Le petit Israël n’intéresse pas particulièrement les agriculteurs américains (la part des fruits et légumes importés en Israël n’est que de 3,75), mais le mot clé ici est principe.

Un peu plus tôt dans les médias, l’opinion avait été exprimée que le gouvernement Netanyahu était prêt à renoncer à cette question afin d’atténuer la position de Washington sur le règlement du conflit au Moyen-Orient.

Le président de la Farmers Association, Avshalom Vilan, membre du Meretz à la Knesset depuis de nombreuses années, a fait allusion à cela aujourd’hui.

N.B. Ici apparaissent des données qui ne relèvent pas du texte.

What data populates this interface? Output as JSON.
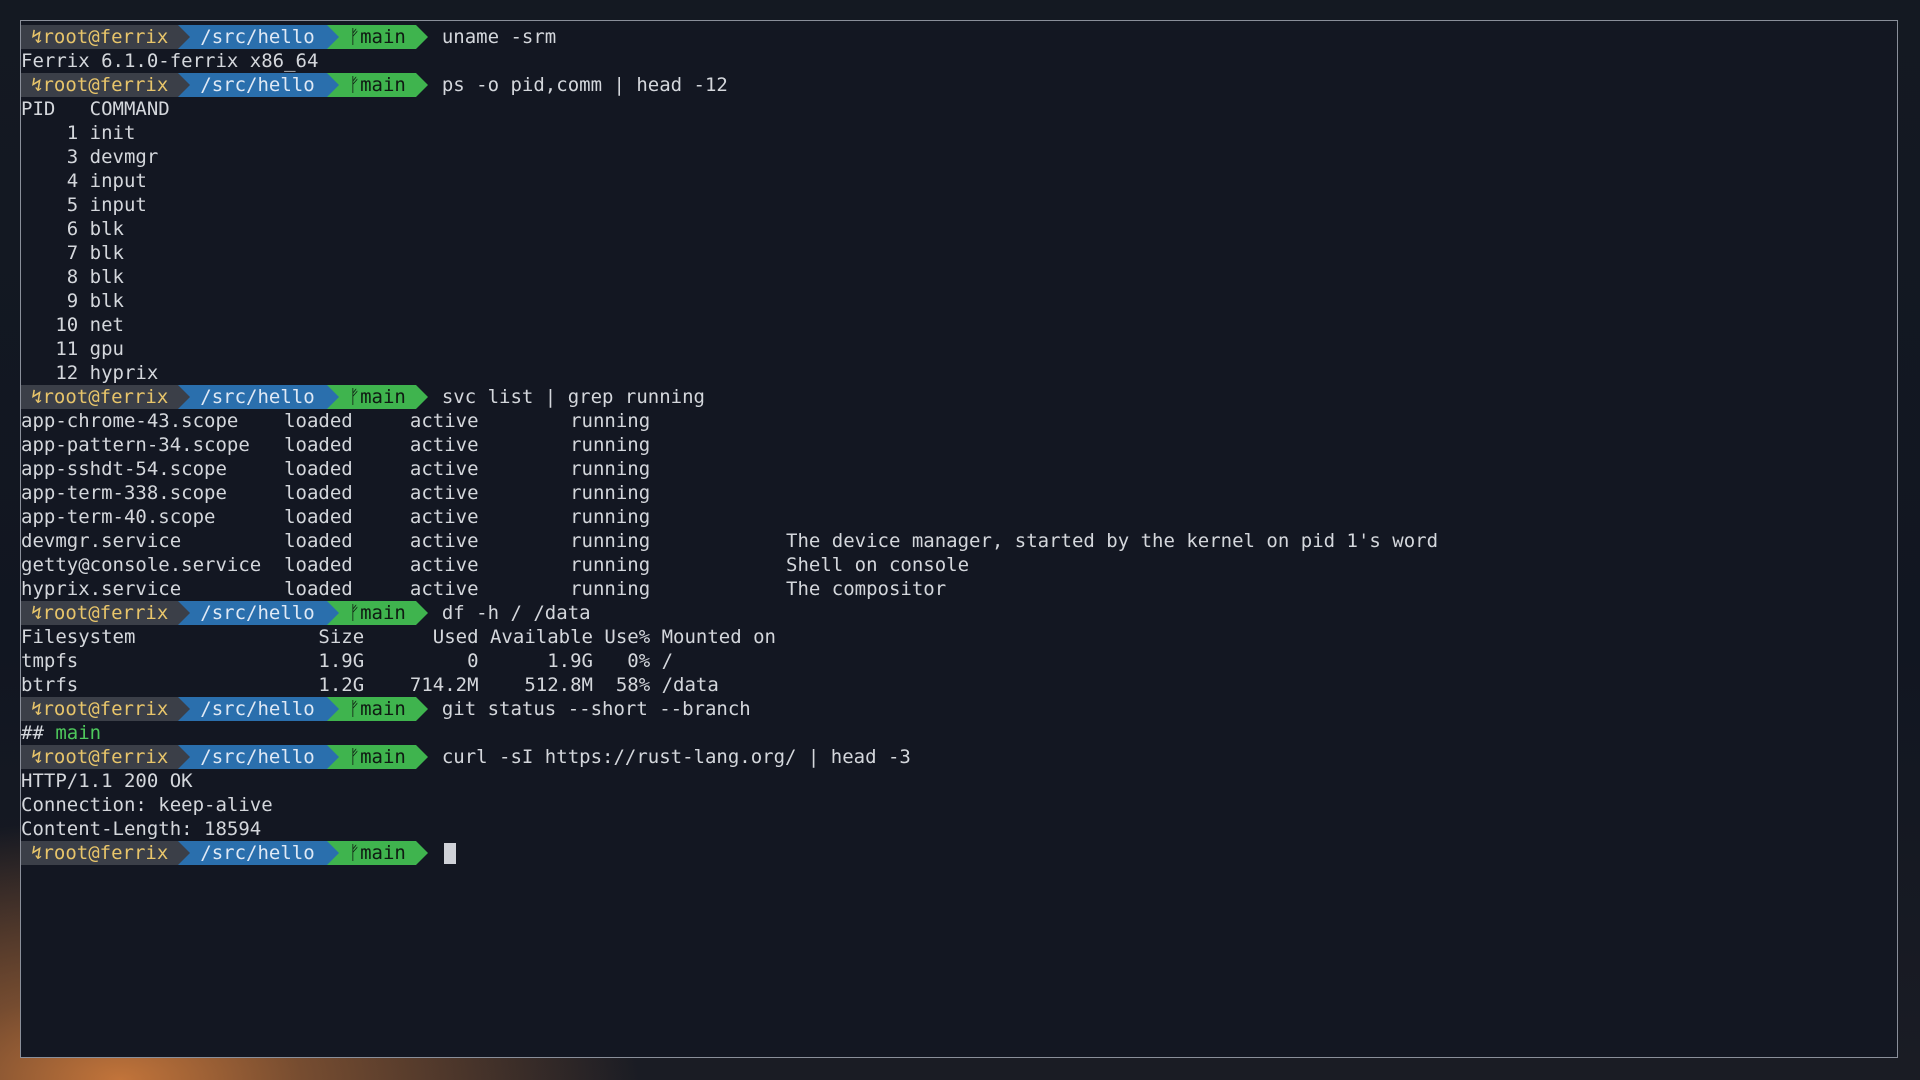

Dans une interview au journal, il a déclaré qu’un tel accord serait désastreux pour de nombreux secteurs de l’agriculture et que les ministres « veulent apaiser les Américains aux dépens des agriculteurs israéliens ». « Mais quand ils feront face au plan de Trump, ils changeront de position », a-t-il déclaré, ajoutant qu’il attend la nomination d’un nouveau ministre de l’Agriculture, avec lequel il sera possible de discuter de cette question.

Pour les consommateurs, la suppression des droits sera une aubaine: elle intensifiera la concurrence sur le marché et entraînera probablement une baisse des prix.